ESG as a Measure of Accountability
Environmental, Social, and Governance considerations are no longer optional disclosures. They are part of how organisations are evaluated by investors, lenders, and the public. In the green energy sector, expectations around ESG are particularly high. Corporate relations help ensure that ESG communication remains grounded in actual practices.
This includes explaining workforce policies, safety standards, environmental safeguards, and governance structures without exaggeration. Clear and honest ESG communication supports accountability. It allows stakeholders to understand not only what a company aims to achieve, but how it manages trade-offs and constraints. Overstatement weakens trust, while measured disclosure strengthens it.
Managing Reputation in a Public-Facing Sector
As renewable projects expand across regions, companies operate closer to communities, industrial clusters, and sensitive ecosystems. Public perception has a direct impact on project continuity and stakeholder relationships.
Corporate relations supports responsible engagement by ensuring communication is timely, accurate, and balanced. This includes addressing concerns, correcting misinformation, and maintaining dialogue during periods of disruption.
In the green energy sector, reputation is shaped as much by how challenges are handled as by successful commissioning. A steady, transparent communication approach helps preserve credibility through both.
Internal Alignment Strengthens External Trust
External communication is only effective when it reflects internal clarity. Corporate relations also play an important role in aligning leadership, operations, and strategy around a shared narrative.
When teams understand how their work fits into the broader organisational direction, execution becomes more coherent. This alignment reduces inconsistencies and strengthens overall credibility. Internal clarity supports external trust. Stakeholders are quick to recognise when messaging is disconnected from execution.

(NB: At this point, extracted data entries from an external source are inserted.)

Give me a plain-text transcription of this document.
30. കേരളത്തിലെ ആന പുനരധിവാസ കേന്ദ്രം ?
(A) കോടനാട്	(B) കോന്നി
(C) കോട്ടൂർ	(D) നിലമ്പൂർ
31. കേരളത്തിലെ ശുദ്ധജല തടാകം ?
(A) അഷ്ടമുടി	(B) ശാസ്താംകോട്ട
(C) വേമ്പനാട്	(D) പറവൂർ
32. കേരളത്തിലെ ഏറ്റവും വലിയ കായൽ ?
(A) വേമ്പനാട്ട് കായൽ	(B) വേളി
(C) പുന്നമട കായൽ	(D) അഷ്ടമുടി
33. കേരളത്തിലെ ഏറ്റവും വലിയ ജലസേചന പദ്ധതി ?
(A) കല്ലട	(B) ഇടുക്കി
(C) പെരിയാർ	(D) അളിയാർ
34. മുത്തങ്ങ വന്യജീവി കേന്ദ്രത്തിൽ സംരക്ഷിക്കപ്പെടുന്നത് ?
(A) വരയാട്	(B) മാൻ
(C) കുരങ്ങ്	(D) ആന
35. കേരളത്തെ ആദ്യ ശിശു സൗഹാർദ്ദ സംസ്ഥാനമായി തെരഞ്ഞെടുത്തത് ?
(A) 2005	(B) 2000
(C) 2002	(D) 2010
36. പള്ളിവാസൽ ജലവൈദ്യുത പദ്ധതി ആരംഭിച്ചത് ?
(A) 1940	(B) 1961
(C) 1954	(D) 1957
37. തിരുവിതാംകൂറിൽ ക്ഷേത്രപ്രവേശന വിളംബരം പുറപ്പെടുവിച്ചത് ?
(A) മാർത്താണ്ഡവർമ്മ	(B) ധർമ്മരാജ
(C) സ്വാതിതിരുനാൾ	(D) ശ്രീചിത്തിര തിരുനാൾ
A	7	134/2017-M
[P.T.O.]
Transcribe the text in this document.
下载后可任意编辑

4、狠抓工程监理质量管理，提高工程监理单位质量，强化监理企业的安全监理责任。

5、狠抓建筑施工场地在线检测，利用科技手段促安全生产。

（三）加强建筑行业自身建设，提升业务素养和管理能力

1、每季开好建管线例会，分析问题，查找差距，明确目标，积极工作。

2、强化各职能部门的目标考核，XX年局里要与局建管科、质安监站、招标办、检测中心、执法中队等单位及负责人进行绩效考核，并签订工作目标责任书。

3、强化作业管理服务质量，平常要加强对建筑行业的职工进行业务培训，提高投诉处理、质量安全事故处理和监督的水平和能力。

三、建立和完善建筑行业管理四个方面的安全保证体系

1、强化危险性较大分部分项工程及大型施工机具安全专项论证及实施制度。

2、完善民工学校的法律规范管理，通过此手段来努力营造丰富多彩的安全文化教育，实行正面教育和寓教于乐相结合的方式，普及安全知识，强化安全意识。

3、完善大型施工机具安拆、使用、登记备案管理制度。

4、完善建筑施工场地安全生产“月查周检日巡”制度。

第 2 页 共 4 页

Preparing for a More Evaluated Market
As India’s green energy sector grows, evaluation standards will become more rigorous. Global investors, multilateral institutions, and international partners expect structured disclosure and governance discipline.

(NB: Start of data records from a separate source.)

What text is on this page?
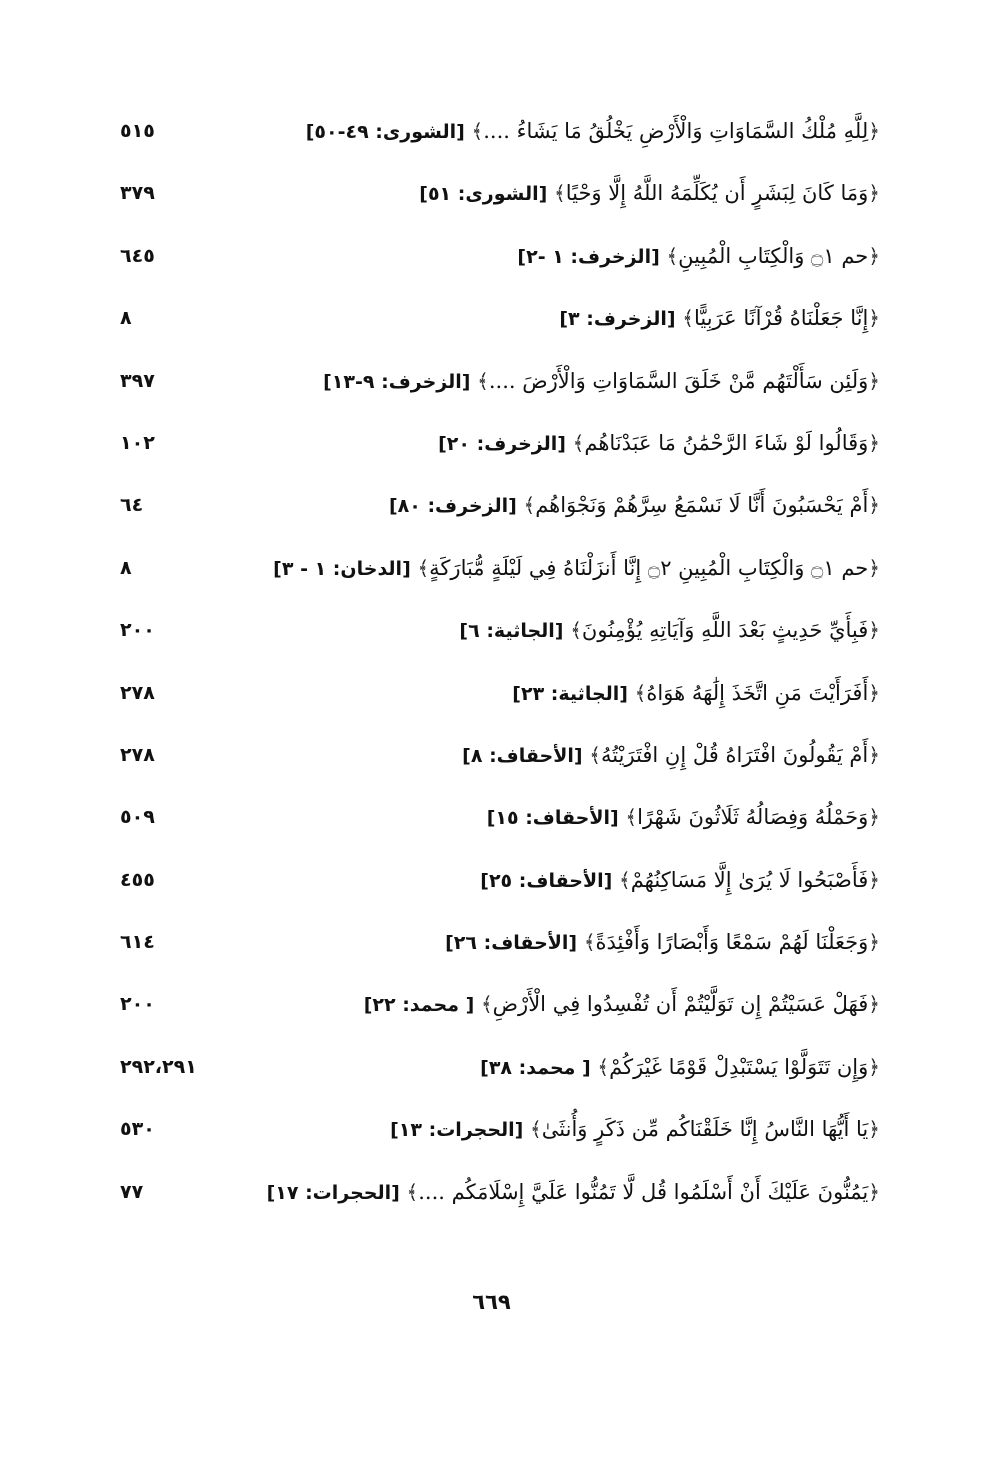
٥١٥	﴿لِلَّهِ مُلْكُ السَّمَاوَاتِ وَالْأَرْضِ يَخْلُقُ مَا يَشَاءُ ....﴾ [الشورى: ٤٩-٥٠]
٣٧٩	﴿وَمَا كَانَ لِبَشَرٍ أَن يُكَلِّمَهُ اللَّهُ إِلَّا وَحْيًا﴾ [الشورى: ٥١]
٦٤٥	﴿حم ۝١ وَالْكِتَابِ الْمُبِينِ﴾ [الزخرف: ١ -٢]
٨	﴿إِنَّا جَعَلْنَاهُ قُرْآنًا عَرَبِيًّا﴾ [الزخرف: ٣]
٣٩٧	﴿وَلَئِن سَأَلْتَهُم مَّنْ خَلَقَ السَّمَاوَاتِ وَالْأَرْضَ ....﴾ [الزخرف: ٩-١٣]
١٠٢	﴿وَقَالُوا لَوْ شَاءَ الرَّحْمَٰنُ مَا عَبَدْنَاهُم﴾ [الزخرف: ٢٠]
٦٤	﴿أَمْ يَحْسَبُونَ أَنَّا لَا نَسْمَعُ سِرَّهُمْ وَنَجْوَاهُم﴾ [الزخرف: ٨٠]
٨	﴿حم ۝١ وَالْكِتَابِ الْمُبِينِ ۝٢ إِنَّا أَنزَلْنَاهُ فِي لَيْلَةٍ مُّبَارَكَةٍ﴾ [الدخان: ١ - ٣]
٢٠٠	﴿فَبِأَيِّ حَدِيثٍ بَعْدَ اللَّهِ وَآيَاتِهِ يُؤْمِنُونَ﴾ [الجاثية: ٦]
٢٧٨	﴿أَفَرَأَيْتَ مَنِ اتَّخَذَ إِلَٰهَهُ هَوَاهُ﴾ [الجاثية: ٢٣]
٢٧٨	﴿أَمْ يَقُولُونَ افْتَرَاهُ قُلْ إِنِ افْتَرَيْتُهُ﴾ [الأحقاف: ٨]
٥٠٩	﴿وَحَمْلُهُ وَفِصَالُهُ ثَلَاثُونَ شَهْرًا﴾ [الأحقاف: ١٥]
٤٥٥	﴿فَأَصْبَحُوا لَا يُرَىٰ إِلَّا مَسَاكِنُهُمْ﴾ [الأحقاف: ٢٥]
٦١٤	﴿وَجَعَلْنَا لَهُمْ سَمْعًا وَأَبْصَارًا وَأَفْئِدَةً﴾ [الأحقاف: ٢٦]
٢٠٠	﴿فَهَلْ عَسَيْتُمْ إِن تَوَلَّيْتُمْ أَن تُفْسِدُوا فِي الْأَرْضِ﴾ [ محمد: ٢٢]
٢٩٢،٢٩١	﴿وَإِن تَتَوَلَّوْا يَسْتَبْدِلْ قَوْمًا غَيْرَكُمْ﴾ [ محمد: ٣٨]
٥٣٠	﴿يَا أَيُّهَا النَّاسُ إِنَّا خَلَقْنَاكُم مِّن ذَكَرٍ وَأُنثَىٰ﴾ [الحجرات: ١٣]
٧٧	﴿يَمُنُّونَ عَلَيْكَ أَنْ أَسْلَمُوا قُل لَّا تَمُنُّوا عَلَيَّ إِسْلَامَكُم ....﴾ [الحجرات: ١٧]
٦٦٩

Organisations that invest early in corporate relations capabilities are better prepared for this scrutiny. This includes systems for disclosure, stakeholder engagement, and crisis communication that are built into operations rather than assembled reactively. Corporate relations, when approached strategically, reduce long-term risk by improving predictability and resilience.
A Quiet but Defining Function
This year made one thing very clear: as the green energy sector scales, pressure reveals organisational maturity. Execution stress, regulatory movement, public scrutiny, and stakeholder expectations no longer operate in isolation; they converge. Organisations that lacked internal clarity or communication discipline struggled to maintain confidence. Those who had invested in structured corporate relations were better equipped to absorb volatility without losing credibility.

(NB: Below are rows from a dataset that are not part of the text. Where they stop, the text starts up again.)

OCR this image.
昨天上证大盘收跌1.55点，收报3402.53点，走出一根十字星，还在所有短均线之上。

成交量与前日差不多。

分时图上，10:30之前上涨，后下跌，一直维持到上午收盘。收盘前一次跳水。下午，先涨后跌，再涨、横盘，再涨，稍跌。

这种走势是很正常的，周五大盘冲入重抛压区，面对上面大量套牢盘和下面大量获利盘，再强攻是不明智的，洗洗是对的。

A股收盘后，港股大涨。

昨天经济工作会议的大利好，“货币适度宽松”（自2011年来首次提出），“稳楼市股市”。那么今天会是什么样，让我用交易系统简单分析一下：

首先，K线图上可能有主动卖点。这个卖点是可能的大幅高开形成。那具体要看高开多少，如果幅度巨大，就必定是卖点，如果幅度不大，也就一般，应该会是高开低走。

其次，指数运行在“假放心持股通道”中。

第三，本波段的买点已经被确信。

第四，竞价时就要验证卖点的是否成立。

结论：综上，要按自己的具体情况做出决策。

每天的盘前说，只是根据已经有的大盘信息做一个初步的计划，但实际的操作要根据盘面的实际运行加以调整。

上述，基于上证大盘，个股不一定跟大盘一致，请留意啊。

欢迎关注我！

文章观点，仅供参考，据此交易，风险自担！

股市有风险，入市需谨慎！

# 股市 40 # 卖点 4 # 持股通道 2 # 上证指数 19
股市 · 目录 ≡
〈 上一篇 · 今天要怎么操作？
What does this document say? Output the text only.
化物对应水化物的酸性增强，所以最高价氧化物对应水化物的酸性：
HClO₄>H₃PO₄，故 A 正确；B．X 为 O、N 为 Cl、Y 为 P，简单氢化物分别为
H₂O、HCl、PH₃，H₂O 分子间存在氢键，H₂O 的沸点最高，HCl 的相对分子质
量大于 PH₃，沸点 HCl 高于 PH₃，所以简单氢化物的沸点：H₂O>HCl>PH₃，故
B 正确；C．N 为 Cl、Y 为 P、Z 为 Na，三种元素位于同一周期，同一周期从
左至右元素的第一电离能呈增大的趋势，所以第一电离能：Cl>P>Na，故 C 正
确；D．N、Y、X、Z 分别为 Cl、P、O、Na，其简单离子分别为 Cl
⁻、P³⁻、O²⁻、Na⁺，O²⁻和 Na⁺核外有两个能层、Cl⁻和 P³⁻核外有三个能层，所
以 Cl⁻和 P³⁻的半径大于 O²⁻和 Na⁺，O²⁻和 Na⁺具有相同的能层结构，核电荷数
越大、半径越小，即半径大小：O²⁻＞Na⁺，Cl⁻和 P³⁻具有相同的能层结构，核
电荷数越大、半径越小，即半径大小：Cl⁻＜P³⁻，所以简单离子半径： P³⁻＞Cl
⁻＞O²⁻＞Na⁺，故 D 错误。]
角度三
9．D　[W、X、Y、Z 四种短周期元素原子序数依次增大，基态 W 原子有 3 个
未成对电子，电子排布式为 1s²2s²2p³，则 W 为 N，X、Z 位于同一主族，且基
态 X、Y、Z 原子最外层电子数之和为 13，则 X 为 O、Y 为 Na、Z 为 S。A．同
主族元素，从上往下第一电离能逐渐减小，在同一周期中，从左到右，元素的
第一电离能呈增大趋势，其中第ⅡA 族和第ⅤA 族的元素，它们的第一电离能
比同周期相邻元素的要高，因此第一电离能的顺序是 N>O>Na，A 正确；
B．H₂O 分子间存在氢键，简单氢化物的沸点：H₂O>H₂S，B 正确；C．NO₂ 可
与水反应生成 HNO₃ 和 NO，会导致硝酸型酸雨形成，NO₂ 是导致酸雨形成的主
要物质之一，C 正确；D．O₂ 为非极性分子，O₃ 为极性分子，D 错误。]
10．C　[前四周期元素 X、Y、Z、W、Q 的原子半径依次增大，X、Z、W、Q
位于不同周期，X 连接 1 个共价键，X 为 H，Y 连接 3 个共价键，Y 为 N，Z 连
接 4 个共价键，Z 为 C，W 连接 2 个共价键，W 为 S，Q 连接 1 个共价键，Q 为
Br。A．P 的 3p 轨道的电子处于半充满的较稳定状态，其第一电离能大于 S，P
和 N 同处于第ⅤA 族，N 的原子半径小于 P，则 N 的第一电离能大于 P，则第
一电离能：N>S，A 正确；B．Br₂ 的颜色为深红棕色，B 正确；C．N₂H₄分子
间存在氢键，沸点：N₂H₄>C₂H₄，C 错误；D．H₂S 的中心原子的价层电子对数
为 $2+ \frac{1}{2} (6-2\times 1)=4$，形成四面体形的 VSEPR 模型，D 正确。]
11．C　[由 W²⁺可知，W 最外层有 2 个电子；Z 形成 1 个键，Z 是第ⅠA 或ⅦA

From my experience, corporate relations proved most critical not during moments of success, but during periods of uncertainty. The ability to communicate risk honestly, manage expectations without dilution, and remain consistent when conditions changed became a defining differentiator. This is where corporate relations moves beyond visibility and becomes a leadership function.
As India’s energy transition enters a more evaluated phase, the sector will increasingly distinguish between growth driven by momentum and growth sustained by trust. The organisations that lead the next decade will be those shaped by real execution pressure and capable of standing up to scrutiny with clarity and discipline. Corporate relations, in that context, will not amplify leadership; it will quietly determine it.